Well eff you effing bunch of bureaucrats and cowards. I seem to remember a long, long Kabuki dance some months ago, where resolution after resolution after resolution demanding prompt action by Iraq (or else suffer the consequences) was deemed empty of meaning by the very body that passed all eighteen of them. And when the US stepped up to act, the UN chose not to, out of protest for the US' percieved motives. Well, sorry, assholes, for trying to get something done.

I don't agree fully with President Bush's Iraq policy, which has proven disastrously short on the long-term planning and infrastructure management. (In fact, eff him too for putting us in this position!) Bush and his folks did bungle the presentation of case for libervading Iraq to the international community, and they have been less than forthcoming about long-term goals, but I can't stand to see the US as a whole indicted for trying to do something about "eeevil," whatever else is at stake. The US is arrogant, our system can be corrupt, venal, inward-looking, and sometimes cruel. But have these critics looked at what else is out there, at what we are struggling against?

I don't get it. I'm the KING of "yes...but..." and the Emperor of "but have you considered....", which should make me a natural ally of the UN, but FUCK! Have your little laugh at our expense, ha ha, yes thank you, and fucking LEND A FUCKING HAND ALREADY if we ask for it, why not?

God, I hope we don't need to ask for it.

Posted by Johno Johno on   |   § 3

§ 3 Comments

1

Two things: First, I think we should all just shut the fuck up and let the troops bitch about whatever they want. God knows they've earned the right. If some Corporal wants to get on TV and rant about the fact that they had to clean up for Rumsfeld who didn't even bother to show up, I say let the man speak.

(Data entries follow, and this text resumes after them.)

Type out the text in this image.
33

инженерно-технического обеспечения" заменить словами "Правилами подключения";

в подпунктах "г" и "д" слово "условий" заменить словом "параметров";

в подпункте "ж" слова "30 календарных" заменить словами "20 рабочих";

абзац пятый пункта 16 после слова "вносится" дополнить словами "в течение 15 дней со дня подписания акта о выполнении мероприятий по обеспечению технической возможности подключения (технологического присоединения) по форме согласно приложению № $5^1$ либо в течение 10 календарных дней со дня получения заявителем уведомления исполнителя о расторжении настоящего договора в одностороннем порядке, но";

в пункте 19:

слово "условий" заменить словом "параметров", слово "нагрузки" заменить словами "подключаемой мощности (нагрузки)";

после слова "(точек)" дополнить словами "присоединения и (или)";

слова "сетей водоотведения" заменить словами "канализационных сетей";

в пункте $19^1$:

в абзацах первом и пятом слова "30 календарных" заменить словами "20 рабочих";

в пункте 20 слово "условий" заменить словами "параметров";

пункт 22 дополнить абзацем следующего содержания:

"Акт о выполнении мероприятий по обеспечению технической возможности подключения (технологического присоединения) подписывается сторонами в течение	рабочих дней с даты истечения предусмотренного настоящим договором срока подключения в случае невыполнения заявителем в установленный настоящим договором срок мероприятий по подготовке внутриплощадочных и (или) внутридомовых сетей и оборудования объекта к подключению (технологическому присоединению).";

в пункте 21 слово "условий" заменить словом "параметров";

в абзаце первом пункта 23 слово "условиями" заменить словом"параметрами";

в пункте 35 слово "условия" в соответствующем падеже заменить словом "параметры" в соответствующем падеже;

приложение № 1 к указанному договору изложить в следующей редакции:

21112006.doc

Second, I grow somewhat tired of the constant American refrain of "maybe we suck but dammit we're the best thing out there". By what objective standard, exactly? Careful, your American superiority complex is showing. This is exactly why the rest of the world is pissed off at the moment. There are a whole lot of people out there in the world who think there's more to life than a Starbucks on every corner and an SUV in every garage. They are pissed off at the automatic superiority attitude of some dumb fucker from Texas who's never been outside of his own backyard, but has a bullet-munching _attitude_ about the "graces" of his Dr. Phil and a pickup truck life.

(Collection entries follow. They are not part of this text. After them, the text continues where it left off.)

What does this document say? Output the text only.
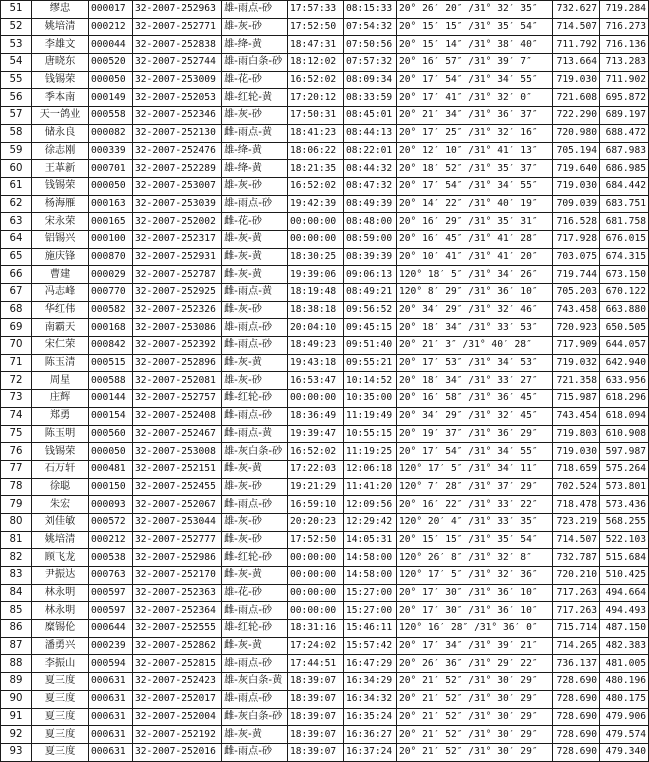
51	缪忠	000017	32-2007-252963	雄-雨点-砂	17:57:33	08:15:33	20° 26′ 20″ /31° 32′ 35″	732.627	719.284
52	姚培清	000212	32-2007-252771	雄-灰-砂	17:52:50	07:54:32	20° 15′ 15″ /31° 35′ 54″	714.507	716.273
53	李雄文	000044	32-2007-252838	雄-绛-黄	18:47:31	07:50:56	20° 15′ 14″ /31° 38′ 40″	711.792	716.136
54	唐晓东	000520	32-2007-252744	雄-雨白条-砂	18:12:02	07:57:32	20° 16′ 57″ /31° 39′ 7″	713.664	713.283
55	钱锡荣	000050	32-2007-253009	雄-花-砂	16:52:02	08:09:34	20° 17′ 54″ /31° 34′ 55″	719.030	711.902
56	季本南	000149	32-2007-252053	雄-红轮-黄	17:20:12	08:33:59	20° 17′ 41″ /31° 32′ 0″	721.608	695.872
57	天一鸽业	000558	32-2007-252346	雄-灰-砂	17:50:31	08:45:01	20° 21′ 34″ /31° 36′ 37″	722.290	689.197
58	储永良	000082	32-2007-252130	雌-雨点-黄	18:41:23	08:44:13	20° 17′ 25″ /31° 32′ 16″	720.980	688.472
59	徐志刚	000339	32-2007-252476	雄-绛-黄	18:06:22	08:22:01	20° 12′ 10″ /31° 41′ 13″	705.194	687.983
60	王革新	000701	32-2007-252289	雄-绛-黄	18:21:35	08:44:32	20° 18′ 52″ /31° 35′ 37″	719.640	686.985
61	钱锡荣	000050	32-2007-253007	雄-灰-砂	16:52:02	08:47:32	20° 17′ 54″ /31° 34′ 55″	719.030	684.442
62	杨海雁	000163	32-2007-253039	雄-雨点-砂	19:42:39	08:49:39	20° 14′ 22″ /31° 40′ 19″	709.039	683.751
63	宋永荣	000165	32-2007-252002	雌-花-砂	00:00:00	08:48:00	20° 16′ 29″ /31° 35′ 31″	716.528	681.758
64	铝锡兴	000100	32-2007-252317	雄-灰-黄	00:00:00	08:59:00	20° 16′ 45″ /31° 41′ 28″	717.928	676.015
65	施庆锋	000870	32-2007-252931	雌-灰-黄	18:30:25	08:39:39	20° 10′ 41″ /31° 41′ 20″	703.075	674.315
66	曹建	000029	32-2007-252787	雌-灰-黄	19:39:06	09:06:13	120° 18′ 5″ /31° 34′ 26″	719.744	673.150
67	冯志峰	000770	32-2007-252925	雌-雨点-黄	18:19:48	08:49:21	120° 8′ 29″ /31° 36′ 10″	705.203	670.122
68	华红伟	000582	32-2007-252326	雌-灰-砂	18:38:18	09:56:52	20° 34′ 29″ /31° 32′ 46″	743.458	663.880
69	南霸天	000168	32-2007-253086	雄-雨点-砂	20:04:10	09:45:15	20° 18′ 34″ /31° 33′ 53″	720.923	650.505
70	宋仁荣	000842	32-2007-252392	雌-雨点-砂	18:49:23	09:51:40	20° 21′ 3″ /31° 40′ 28″	717.909	644.057
71	陈玉清	000515	32-2007-252896	雌-灰-黄	19:43:18	09:55:21	20° 17′ 53″ /31° 34′ 53″	719.032	642.940
72	周星	000588	32-2007-252081	雄-灰-砂	16:53:47	10:14:52	20° 18′ 34″ /31° 33′ 27″	721.358	633.956
73	庄辉	000144	32-2007-252757	雌-红轮-砂	00:00:00	10:35:00	20° 16′ 58″ /31° 36′ 45″	715.987	618.296
74	郑勇	000154	32-2007-252408	雌-雨点-砂	18:36:49	11:19:49	20° 34′ 29″ /31° 32′ 45″	743.454	618.094
75	陈玉明	000560	32-2007-252467	雌-雨点-黄	19:39:47	10:55:15	20° 19′ 37″ /31° 36′ 29″	719.803	610.908
76	钱锡荣	000050	32-2007-253008	雄-灰白条-砂	16:52:02	11:19:25	20° 17′ 54″ /31° 34′ 55″	719.030	597.987
77	石万轩	000481	32-2007-252151	雌-灰-黄	17:22:03	12:06:18	120° 17′ 5″ /31° 34′ 11″	718.659	575.264
78	徐聪	000150	32-2007-252455	雄-灰-砂	19:21:29	11:41:20	120° 7′ 28″ /31° 37′ 29″	702.524	573.801
79	朱宏	000093	32-2007-252067	雌-雨点-砂	16:59:10	12:09:56	20° 16′ 22″ /31° 33′ 22″	718.478	573.436
80	刘佳敏	000572	32-2007-253044	雄-灰-砂	20:20:23	12:29:42	120° 20′ 4″ /31° 33′ 35″	723.219	568.255
81	姚培清	000212	32-2007-252777	雌-灰-砂	17:52:50	14:05:31	20° 15′ 15″ /31° 35′ 54″	714.507	522.103
82	顾飞龙	000538	32-2007-252986	雌-红轮-砂	00:00:00	14:58:00	120° 26′ 8″ /31° 32′ 8″	732.787	515.684
83	尹振达	000763	32-2007-252170	雌-灰-黄	00:00:00	14:58:00	120° 17′ 5″ /31° 32′ 36″	720.210	510.425
84	林永明	000597	32-2007-252363	雄-花-砂	00:00:00	15:27:00	20° 17′ 30″ /31° 36′ 10″	717.263	494.664
85	林永明	000597	32-2007-252364	雌-雨点-砂	00:00:00	15:27:00	20° 17′ 30″ /31° 36′ 10″	717.263	494.493
86	糜锡伦	000644	32-2007-252555	雄-红轮-砂	18:31:16	15:46:11	120° 16′ 28″ /31° 36′ 0″	715.714	487.150
87	潘勇兴	000239	32-2007-252862	雌-灰-黄	17:24:02	15:57:42	20° 17′ 34″ /31° 39′ 21″	714.265	482.383
88	李振山	000594	32-2007-252815	雄-雨点-砂	17:44:51	16:47:29	20° 26′ 36″ /31° 29′ 22″	736.137	481.005
89	夏三度	000631	32-2007-252423	雄-灰白条-黄	18:39:07	16:34:29	20° 21′ 52″ /31° 30′ 29″	728.690	480.196
90	夏三度	000631	32-2007-252017	雄-雨点-砂	18:39:07	16:34:32	20° 21′ 52″ /31° 30′ 29″	728.690	480.175
91	夏三度	000631	32-2007-252004	雌-灰白条-砂	18:39:07	16:35:24	20° 21′ 52″ /31° 30′ 29″	728.690	479.906
92	夏三度	000631	32-2007-252192	雄-灰-黄	18:39:07	16:36:27	20° 21′ 52″ /31° 30′ 29″	728.690	479.574
93	夏三度	000631	32-2007-252016	雌-雨点-砂	18:39:07	16:37:24	20° 21′ 52″ /31° 30′ 29″	728.690	479.340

You are petulant, petulant children. American is ADD personified. Wonderful potential, but in need of a little therapy.

2

What superiority complex were you talking about, Ross? The one where we continually refer to other nations as children in need of guidance?

3

Ross:
On your first point, agreed, wholeheartedly.

On your second:

You're damn right my American superiority complex is showing. It's not the Starbucks and the SUV that I'm so proud of. It's the underlying system of representative government, enumerated rights, and prosperity that in my American arrogance I prefer over the other options, whether it be the (usually) genial chaos of Italian politics, the well-meaning bureaucracy of the EU, or the post-Marxist powermongering of China or Russia.

There are massive problems with the American system, some tractable and some not so tractable. The incarceration rate is shameful, as are some of our interventionist policies in Latin America. The death penalty is debatable, or at least it gets debated.

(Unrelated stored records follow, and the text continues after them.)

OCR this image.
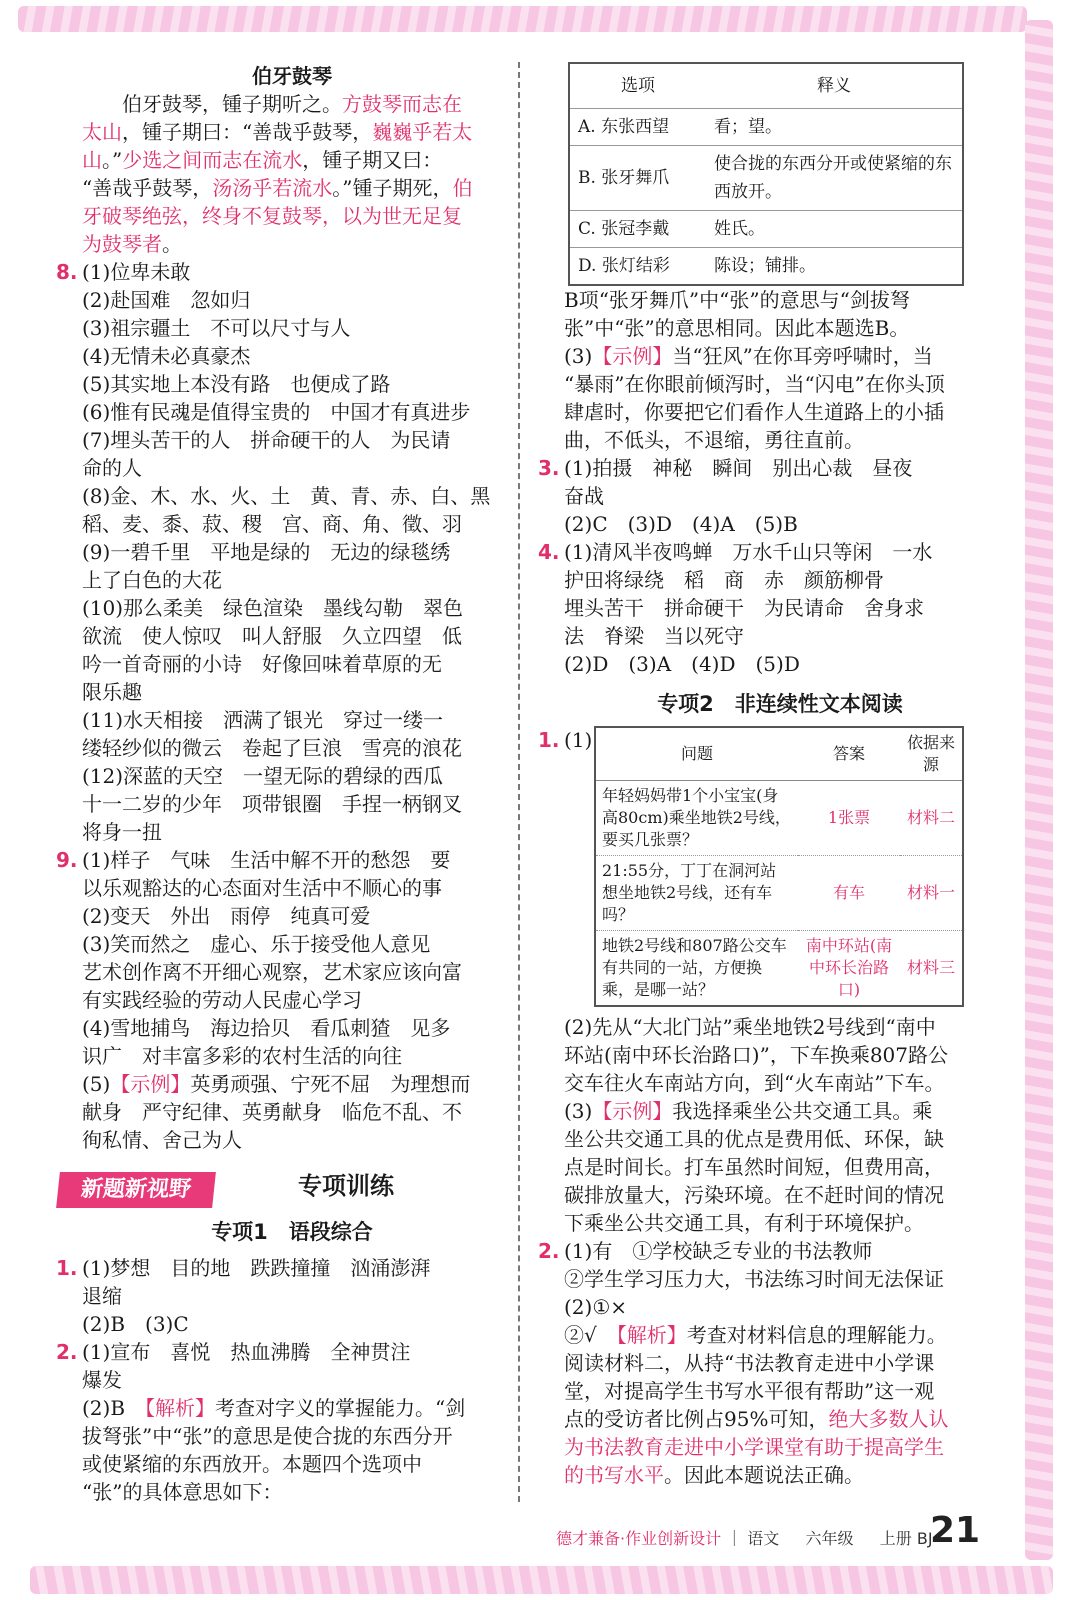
伯牙鼓琴

　　伯牙鼓琴，锺子期听之。方鼓琴而志在

太山，锺子期曰：“善哉乎鼓琴，巍巍乎若太

山。”少选之间而志在流水，锺子期又曰：

“善哉乎鼓琴，汤汤乎若流水。”锺子期死，伯

牙破琴绝弦，终身不复鼓琴，以为世无足复

为鼓琴者。

8. (1)位卑未敢

(2)赴国难　忽如归

(3)祖宗疆土　不可以尺寸与人

(4)无情未必真豪杰

(5)其实地上本没有路　也便成了路

(6)惟有民魂是值得宝贵的　中国才有真进步

(7)埋头苦干的人　拼命硬干的人　为民请

命的人

(8)金、木、水、火、土　黄、青、赤、白、黑

稻、麦、黍、菽、稷　宫、商、角、徵、羽

(9)一碧千里　平地是绿的　无边的绿毯绣

上了白色的大花

(10)那么柔美　绿色渲染　墨线勾勒　翠色

欲流　使人惊叹　叫人舒服　久立四望　低

吟一首奇丽的小诗　好像回味着草原的无

限乐趣

(11)水天相接　洒满了银光　穿过一缕一

缕轻纱似的微云　卷起了巨浪　雪亮的浪花

(12)深蓝的天空　一望无际的碧绿的西瓜

十一二岁的少年　项带银圈　手捏一柄钢叉

将身一扭

9. (1)样子　气味　生活中解不开的愁怨　要

以乐观豁达的心态面对生活中不顺心的事

(2)变天　外出　雨停　纯真可爱

(3)笑而然之　虚心、乐于接受他人意见

艺术创作离不开细心观察，艺术家应该向富

有实践经验的劳动人民虚心学习

(4)雪地捕鸟　海边拾贝　看瓜刺猹　见多

识广　对丰富多彩的农村生活的向往

(5)【示例】英勇顽强、宁死不屈　为理想而

献身　严守纪律、英勇献身　临危不乱、不

徇私情、舍己为人

新题新视野	专项训练
专项1　语段综合
1. (1)梦想　目的地　跌跌撞撞　汹涌澎湃

退缩

(2)B　(3)C

2. (1)宣布　喜悦　热血沸腾　全神贯注

爆发

(2)B　【解析】考查对字义的掌握能力。“剑

拔弩张”中“张”的意思是使合拢的东西分开

或使紧缩的东西放开。本题四个选项中

“张”的具体意思如下：

选项	释义
A. 东张西望	看；望。
B. 张牙舞爪	使合拢的东西分开或使紧缩的东西放开。
C. 张冠李戴	姓氏。
D. 张灯结彩	陈设；铺排。

B项“张牙舞爪”中“张”的意思与“剑拔弩

张”中“张”的意思相同。因此本题选B。

(3)【示例】当“狂风”在你耳旁呼啸时，当

“暴雨”在你眼前倾泻时，当“闪电”在你头顶

肆虐时，你要把它们看作人生道路上的小插

曲，不低头，不退缩，勇往直前。

3. (1)拍摄　神秘　瞬间　别出心裁　昼夜

奋战

(2)C　(3)D　(4)A　(5)B

4. (1)清风半夜鸣蝉　万水千山只等闲　一水

护田将绿绕　稻　商　赤　颜筋柳骨

埋头苦干　拼命硬干　为民请命　舍身求

法　脊梁　当以死守

(2)D　(3)A　(4)D　(5)D

专项2　非连续性文本阅读
1. (1)
问题	答案	依据来源
年轻妈妈带1个小宝宝(身高80cm)乘坐地铁2号线，要买几张票？	1张票	材料二
21:55分，丁丁在洞河站想坐地铁2号线，还有车吗？	有车	材料一
地铁2号线和807路公交车有共同的一站，方便换乘，是哪一站？	南中环站(南中环长治路口)	材料三

(2)先从“大北门站”乘坐地铁2号线到“南中

环站(南中环长治路口)”，下车换乘807路公

交车往火车南站方向，到“火车南站”下车。

(3)【示例】我选择乘坐公共交通工具。乘

坐公共交通工具的优点是费用低、环保，缺

点是时间长。打车虽然时间短，但费用高，

碳排放量大，污染环境。在不赶时间的情况

下乘坐公共交通工具，有利于环境保护。

2. (1)有　①学校缺乏专业的书法教师

②学生学习压力大，书法练习时间无法保证

(2)①×

②√　【解析】考查对材料信息的理解能力。

阅读材料二，从持“书法教育走进中小学课

堂，对提高学生书写水平很有帮助”这一观

点的受访者比例占95%可知，绝大多数人认

为书法教育走进中小学课堂有助于提高学生

的书写水平。因此本题说法正确。

德才兼备·作业创新设计 ｜ 语文 　 六年级 　 上册 BJ
21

Some days, like today, it boggles my mind that other systems that share our core values-- the EU, notably-- and the US cannot find more common ground on which to come to accord. Some of it our fault? Arguably. Our President can be kind of a moron. But don't put it all on us. It takes two to come to mutual misunderstanding.

There ARE no objective standards for judging things like this. Morality, ethics, law, political philosophy, these are all by nature objective. And by the objective standard of placing a premium on individual liberties, (mostly) free markets, and dedication to the rights and freedoms enumerated at the end of the eighteenth century, the US is pretty great.

There is of course plenty of room to disagree. I only ask you then:

What's better, with examples?

Petulant? Not quite. Children, perhaps.